13. The device or method as in claim 12, wherein the one or more noise detection parameters comprise a noise level high parameter, wherein determining that the monitored ventricular electrical activity comprises the unacceptable amount of noise comprises determining the monitored ventricular electrical activity exceeding the noise level high parameter, wherein adjusting one or more noise detection parameters used to determine that the monitored ventricular electrical activity comprises the unacceptable amount of noise comprises increasing the noise level high parameter.

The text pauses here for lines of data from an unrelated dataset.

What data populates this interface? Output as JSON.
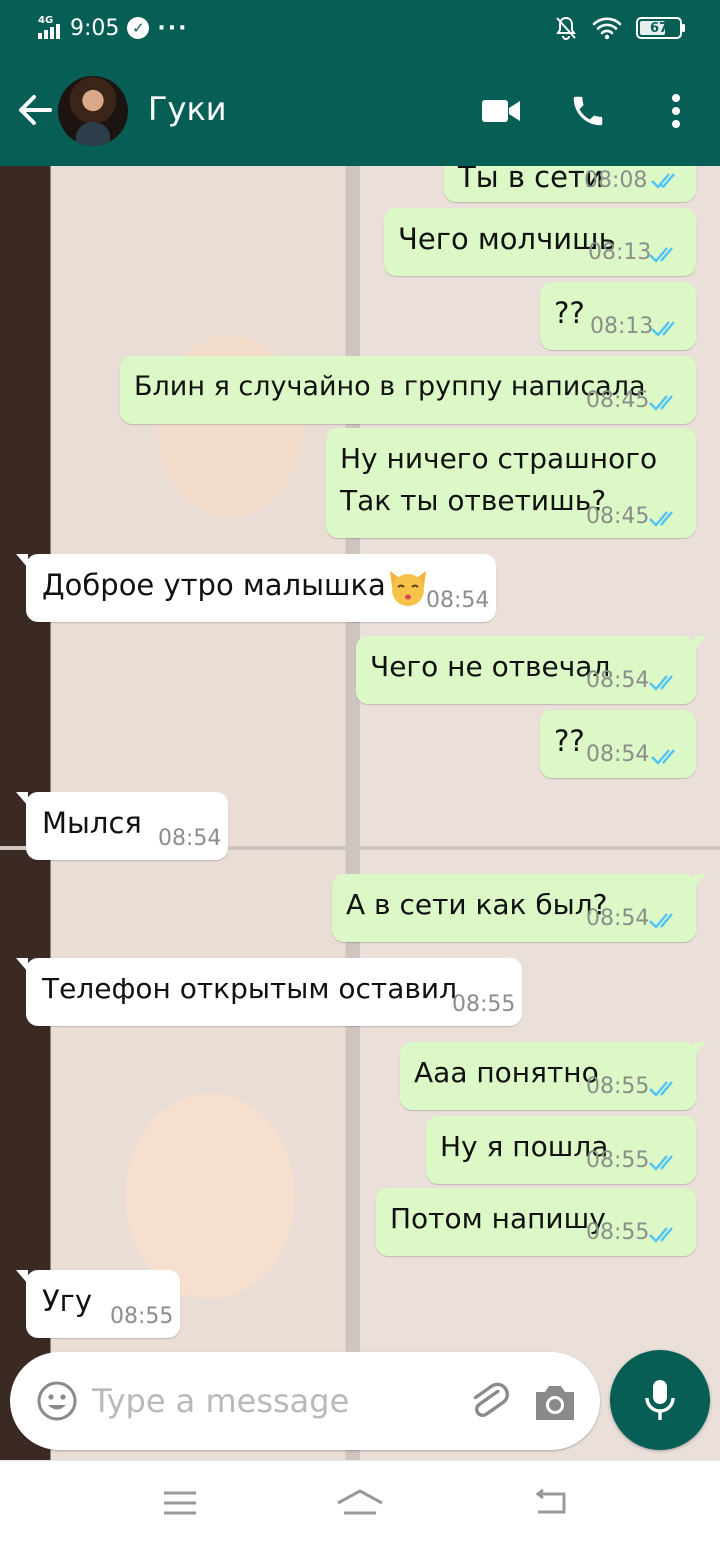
{
  "status_bar": {
    "network": "4G",
    "time": "9:05",
    "more": "···",
    "battery": "67",
    "battery_level_percent": 67
  },
  "header": {
    "contact_name": "Гуки",
    "icons": [
      "back-arrow-icon",
      "avatar",
      "video-call-icon",
      "phone-icon",
      "more-vert-icon"
    ]
  },
  "messages": [
    {
      "direction": "out",
      "text": "Ты в сети",
      "time": "08:08",
      "status": "read"
    },
    {
      "direction": "out",
      "text": "Чего молчишь",
      "time": "08:13",
      "status": "read"
    },
    {
      "direction": "out",
      "text": "??",
      "time": "08:13",
      "status": "read"
    },
    {
      "direction": "out",
      "text": "Блин я случайно в группу написала",
      "time": "08:45",
      "status": "read"
    },
    {
      "direction": "out",
      "text": "Ну ничего страшного\nТак ты ответишь?",
      "time": "08:45",
      "status": "read"
    },
    {
      "direction": "in",
      "text": "Доброе утро малышка",
      "emoji": "kissing-cat",
      "time": "08:54"
    },
    {
      "direction": "out",
      "text": "Чего не отвечал",
      "time": "08:54",
      "status": "read"
    },
    {
      "direction": "out",
      "text": "??",
      "time": "08:54",
      "status": "read"
    },
    {
      "direction": "in",
      "text": "Мылся",
      "time": "08:54"
    },
    {
      "direction": "out",
      "text": "А в сети как был?",
      "time": "08:54",
      "status": "read"
    },
    {
      "direction": "in",
      "text": "Телефон открытым оставил",
      "time": "08:55"
    },
    {
      "direction": "out",
      "text": "Ааа понятно",
      "time": "08:55",
      "status": "read"
    },
    {
      "direction": "out",
      "text": "Ну я пошла",
      "time": "08:55",
      "status": "read"
    },
    {
      "direction": "out",
      "text": "Потом напишу",
      "time": "08:55",
      "status": "read"
    },
    {
      "direction": "in",
      "text": "Угу",
      "time": "08:55"
    }
  ],
  "composer": {
    "placeholder": "Type a message",
    "value": ""
  },
  "colors": {
    "header": "#075e54",
    "outgoing_bubble": "#dcf8c6",
    "incoming_bubble": "#ffffff",
    "read_ticks": "#4fc3f7"
  }
}
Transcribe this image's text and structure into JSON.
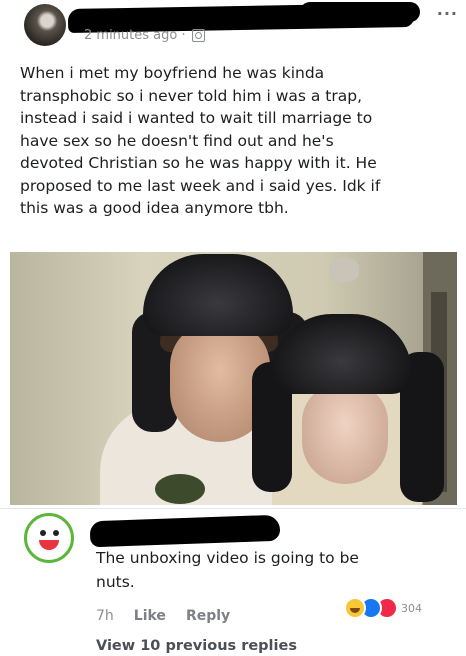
{
  "post": {
    "timestamp": "2 minutes ago ·",
    "body": "When i met my boyfriend he was kinda\ntransphobic so i never told him i was a trap,\ninstead i said i wanted to wait till marriage to\nhave sex so he doesn't find out and he's\ndevoted Christian so he was happy with it. He\nproposed to me last week  and i said yes. Idk if\nthis was a good idea anymore tbh.",
    "more_label": "···"
  },
  "comment": {
    "text": "The unboxing video is going to be\nnuts.",
    "time": "7h",
    "like_label": "Like",
    "reply_label": "Reply",
    "reaction_count": "304",
    "view_replies": "View 10 previous replies"
  },
  "colors": {
    "avatar_ring": "#5bb63a",
    "like_blue": "#1877f2",
    "love_red": "#f0284a",
    "haha_yellow": "#f7c835"
  }
}
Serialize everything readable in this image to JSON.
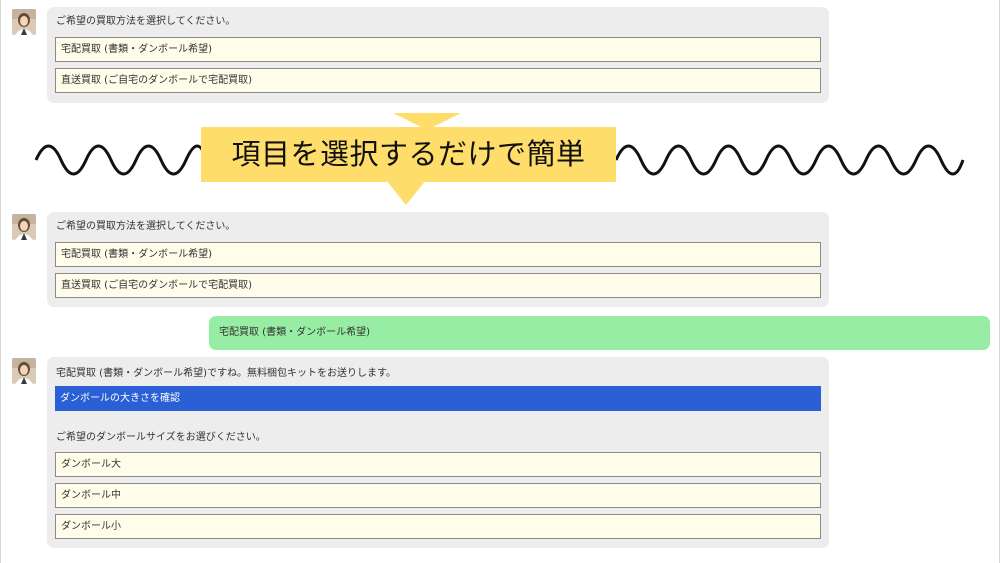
{
  "chat1": {
    "prompt": "ご希望の買取方法を選択してください。",
    "options": [
      "宅配買取 (書類・ダンボール希望)",
      "直送買取 (ご自宅のダンボールで宅配買取)"
    ]
  },
  "banner": {
    "text": "項目を選択するだけで簡単"
  },
  "chat2": {
    "prompt": "ご希望の買取方法を選択してください。",
    "options": [
      "宅配買取 (書類・ダンボール希望)",
      "直送買取 (ご自宅のダンボールで宅配買取)"
    ]
  },
  "user_reply": {
    "text": "宅配買取 (書類・ダンボール希望)"
  },
  "chat3": {
    "intro": "宅配買取 (書類・ダンボール希望)ですね。無料梱包キットをお送りします。",
    "check_button": "ダンボールの大きさを確認",
    "prompt": "ご希望のダンボールサイズをお選びください。",
    "options": [
      "ダンボール大",
      "ダンボール中",
      "ダンボール小"
    ]
  },
  "colors": {
    "bubble_bg": "#ededed",
    "option_bg": "#fffdea",
    "user_bubble_bg": "#97eda3",
    "primary_button": "#2a5fd6",
    "banner_bg": "#ffdd6b"
  }
}
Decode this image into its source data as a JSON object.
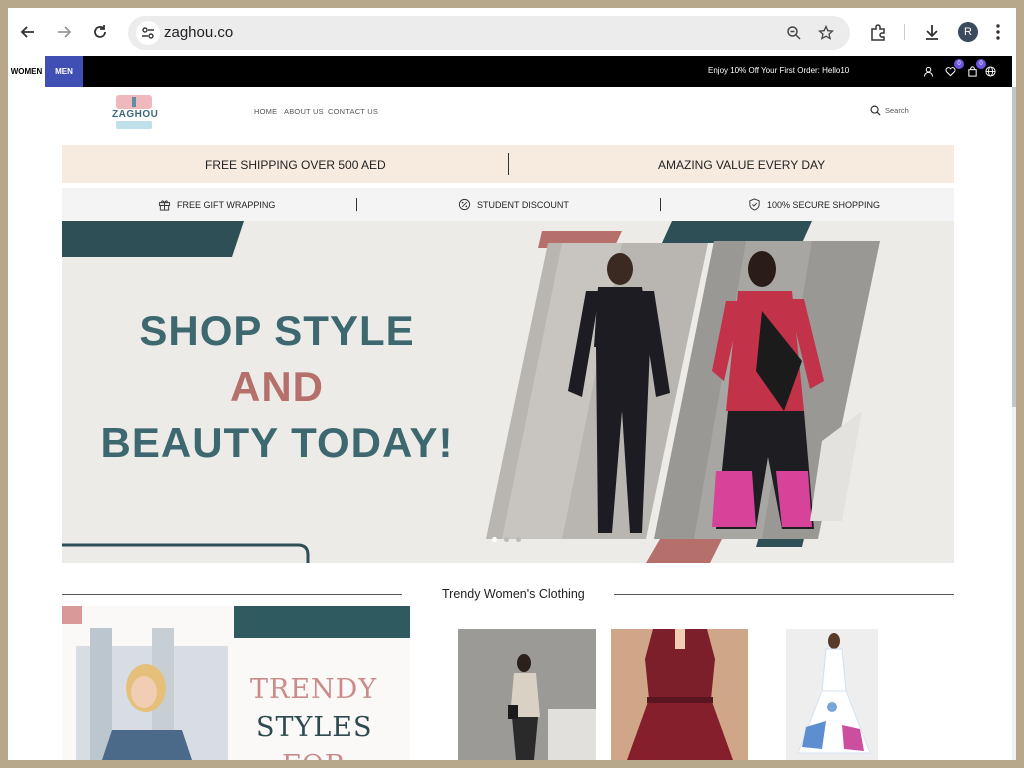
{
  "browser": {
    "url": "zaghou.co",
    "profile_initial": "R"
  },
  "topbar": {
    "women_label": "WOMEN",
    "men_label": "MEN",
    "promo_text": "Enjoy 10% Off Your First Order: Hello10",
    "wishlist_count": "0",
    "cart_count": "0"
  },
  "header": {
    "logo_text": "ZAGHOU",
    "nav": [
      "HOME",
      "ABOUT US",
      "CONTACT US"
    ],
    "search_label": "Search"
  },
  "benefits": {
    "strip1": [
      "FREE SHIPPING OVER 500 AED",
      "AMAZING VALUE EVERY DAY"
    ],
    "strip2": [
      "FREE GIFT WRAPPING",
      "STUDENT DISCOUNT",
      "100% SECURE SHOPPING"
    ]
  },
  "hero": {
    "line1": "SHOP STYLE",
    "line2": "AND",
    "line3": "BEAUTY TODAY!",
    "slide_count": 3,
    "active_slide": 1
  },
  "section": {
    "title": "Trendy Women's Clothing",
    "promo_line1": "TRENDY",
    "promo_line2": "STYLES",
    "promo_line3": "FOR"
  },
  "colors": {
    "brand_teal": "#2f4f56",
    "brand_rose": "#b5706c",
    "men_tab": "#3f4fb3",
    "strip_peach": "#f7ebe0",
    "badge": "#6b57e0"
  },
  "icons": [
    "back-icon",
    "forward-icon",
    "reload-icon",
    "site-settings-icon",
    "zoom-icon",
    "star-icon",
    "extensions-icon",
    "download-icon",
    "menu-icon",
    "user-icon",
    "heart-icon",
    "bag-icon",
    "globe-icon",
    "search-icon",
    "gift-icon",
    "discount-icon",
    "shield-icon"
  ]
}
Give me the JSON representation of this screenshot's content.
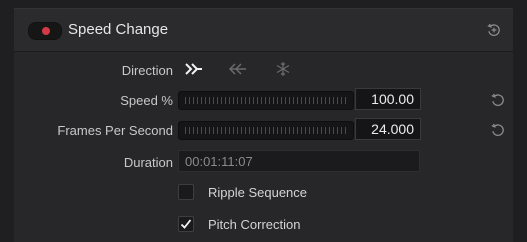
{
  "header": {
    "title": "Speed Change",
    "enabled": true,
    "toggle_color": "#d23b45",
    "reset_icon": "reset-icon"
  },
  "direction": {
    "label": "Direction",
    "options": [
      {
        "name": "forward",
        "icon": "double-chevron-right-icon",
        "selected": true
      },
      {
        "name": "reverse",
        "icon": "double-arrow-left-icon",
        "selected": false
      },
      {
        "name": "freeze",
        "icon": "snowflake-icon",
        "selected": false
      }
    ]
  },
  "speed": {
    "label": "Speed %",
    "value": "100.00",
    "reset_icon": "reset-icon"
  },
  "fps": {
    "label": "Frames Per Second",
    "value": "24.000",
    "reset_icon": "reset-icon"
  },
  "duration": {
    "label": "Duration",
    "value": "00:01:11:07"
  },
  "ripple_sequence": {
    "label": "Ripple Sequence",
    "checked": false
  },
  "pitch_correction": {
    "label": "Pitch Correction",
    "checked": true
  }
}
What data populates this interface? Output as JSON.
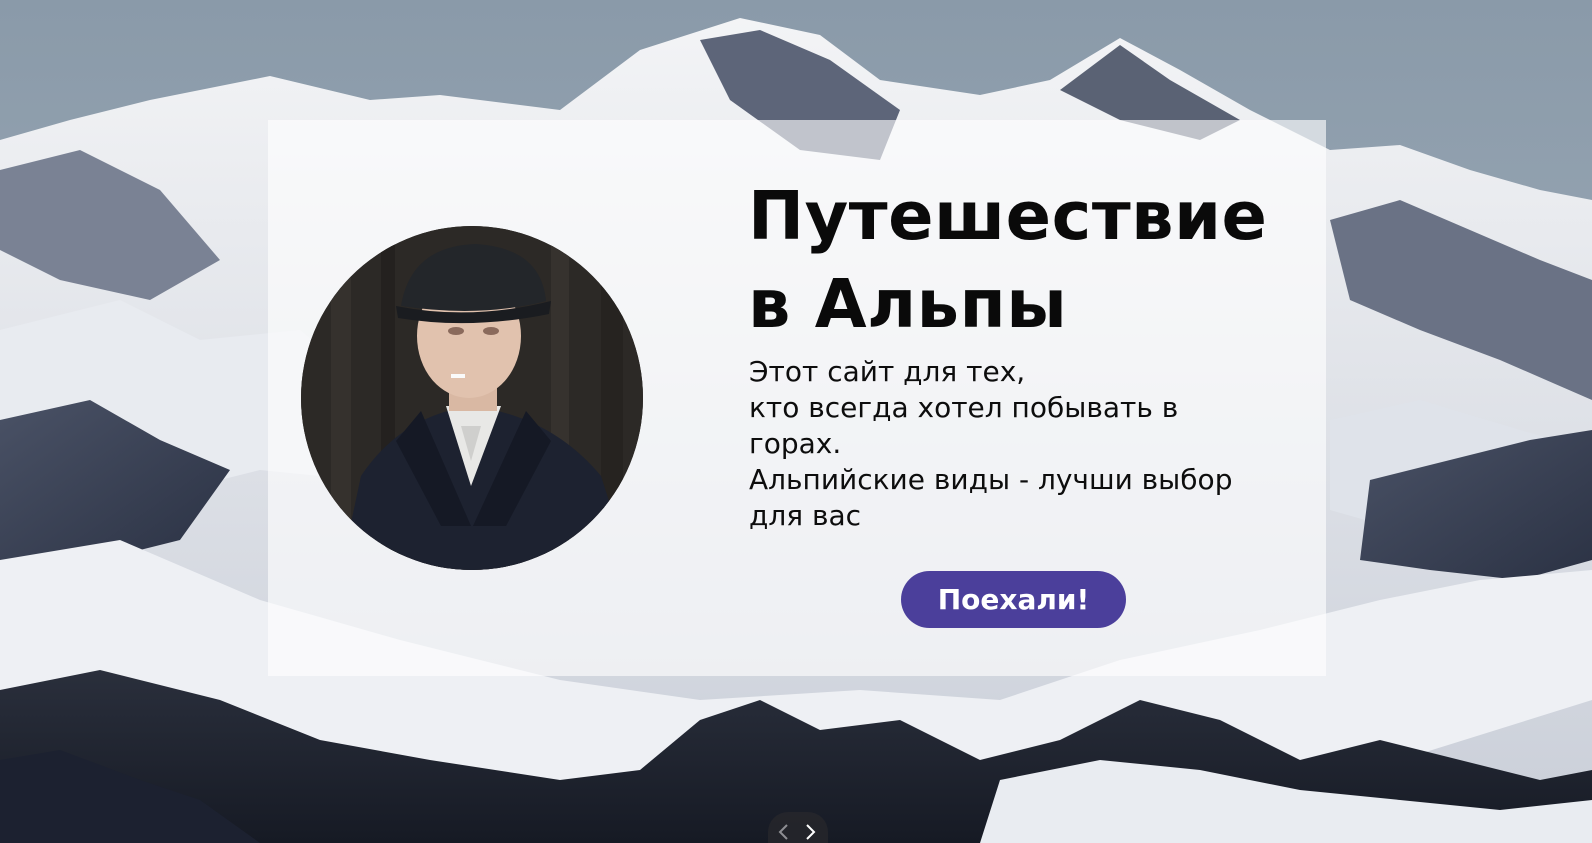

14. The device or method as in any one of claims 12-13, wherein the one or more noise detection parameters comprise a quiet timer interval, wherein determining that the monitored ventricular electrical activity comprises the unacceptable amount of noise is configured to not analyze the monitored ventricular electrical activity that occurs within the quiet timer interval following a ventricular sense, wherein adjusting one or more noise detection parameters used to determine that the monitored ventricular electrical activity comprises the unacceptable amount of noise comprises decreasing the quiet timer interval.

15. The device or method as in any one of claims 12-14, wherein adjusting one or more noise detection parameters used to determine that the monitored ventricular electrical activity comprises the unacceptable amount of noise comprises disabling an analog noise filter.